Spin data tells us that what the chart above refers to as Wilson's cutter is indistinguishable from a slider. This isn't a cut fastball. It's a breaking ball. He may not throw it with a traditional slider grip, and he may refer to it as a cutter, but it has the spin rate and angle of a normal slider. He's thrown in at 87 mph both seasons, but with very different amounts of spin and movement on it. Perhaps Wilson returned to his slider last year, or he simply started throwing his cutter with movement exactly like a slider. Whatever the name, this is his breaking ball, and it's the pitch that needs to generate more swings and misses if Wilson is going to punch out more hitters.

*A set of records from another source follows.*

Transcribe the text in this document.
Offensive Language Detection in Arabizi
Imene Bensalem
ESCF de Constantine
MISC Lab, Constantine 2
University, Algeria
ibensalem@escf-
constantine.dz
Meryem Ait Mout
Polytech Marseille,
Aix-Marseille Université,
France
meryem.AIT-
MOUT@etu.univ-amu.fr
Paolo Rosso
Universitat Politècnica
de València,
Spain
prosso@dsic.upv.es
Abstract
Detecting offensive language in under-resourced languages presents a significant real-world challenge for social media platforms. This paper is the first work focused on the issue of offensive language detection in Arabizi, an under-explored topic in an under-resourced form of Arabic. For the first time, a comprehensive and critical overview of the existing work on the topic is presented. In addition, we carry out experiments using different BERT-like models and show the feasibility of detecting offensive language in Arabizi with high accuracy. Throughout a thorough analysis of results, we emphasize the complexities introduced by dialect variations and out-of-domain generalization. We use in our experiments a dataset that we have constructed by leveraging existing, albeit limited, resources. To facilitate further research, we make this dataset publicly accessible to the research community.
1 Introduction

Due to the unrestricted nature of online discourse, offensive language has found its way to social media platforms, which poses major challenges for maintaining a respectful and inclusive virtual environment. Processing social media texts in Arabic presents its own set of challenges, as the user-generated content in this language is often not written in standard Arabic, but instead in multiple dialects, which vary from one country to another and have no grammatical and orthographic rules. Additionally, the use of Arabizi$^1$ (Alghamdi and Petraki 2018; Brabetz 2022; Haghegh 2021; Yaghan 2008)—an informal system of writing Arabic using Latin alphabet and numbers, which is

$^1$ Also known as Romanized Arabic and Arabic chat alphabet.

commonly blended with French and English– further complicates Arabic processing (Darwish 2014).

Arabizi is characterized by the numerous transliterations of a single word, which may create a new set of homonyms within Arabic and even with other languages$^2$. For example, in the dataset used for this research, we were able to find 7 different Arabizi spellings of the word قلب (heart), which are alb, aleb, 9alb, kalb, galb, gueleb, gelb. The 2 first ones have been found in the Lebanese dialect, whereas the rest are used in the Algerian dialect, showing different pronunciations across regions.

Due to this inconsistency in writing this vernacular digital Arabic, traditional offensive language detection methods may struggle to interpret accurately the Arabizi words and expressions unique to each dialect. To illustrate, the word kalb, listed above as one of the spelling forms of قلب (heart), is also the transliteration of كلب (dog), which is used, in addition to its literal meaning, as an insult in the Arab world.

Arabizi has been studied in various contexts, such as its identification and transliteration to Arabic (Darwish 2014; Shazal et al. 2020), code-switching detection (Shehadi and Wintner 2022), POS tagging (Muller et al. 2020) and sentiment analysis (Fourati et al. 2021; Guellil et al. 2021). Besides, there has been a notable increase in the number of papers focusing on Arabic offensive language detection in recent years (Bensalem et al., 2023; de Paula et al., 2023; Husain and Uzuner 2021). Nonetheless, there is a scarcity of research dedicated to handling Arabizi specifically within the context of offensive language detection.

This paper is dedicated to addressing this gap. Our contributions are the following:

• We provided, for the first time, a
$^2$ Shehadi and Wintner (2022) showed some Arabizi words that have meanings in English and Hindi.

|Season||Spin Rate||Angle||Vertical Mov||Horizontal Mov|
After producing a 7.5 percent whiff rate in 2014, Wilson got hitters to miss on his cutter 11.7 percent of the time in 2015. He threw the pitch with less spin in 2015, allowing the ball to drop almost an inch and a half more than the higher spin offering he had in 2014. It also had less horizontal movement, becoming more of a straight breaking ball with more depth. If the pitch continues to generate more swings and misses, Wilson may find the strikeout touch he once had. Even just modest improvement would make Wilson a borderline elite reliever. He'll never strike out a batter per inning, but he could be dominant beyond any vagaries of BABIP with an increase in that department to pair with his typically elite walk rate.
For two seasons, Alex Wilson has proven himself a tough competitor and a pitcher who forces opposing hitters to earn anything they get against him. With no growth at all, the Tigers should still feel pretty good that a guy this effective is the fourth or fifth option out of the bullpen. That's depth the Tigers haven't had in their relief corps at any time during the recent run of four straight A.L. Central titles. Should Wilson's rebuilt breaking ball recapture the strikeout ability he rode to the majors, the Tigers will have a truly dominant reliever on their hands who is comfortable working in any situation.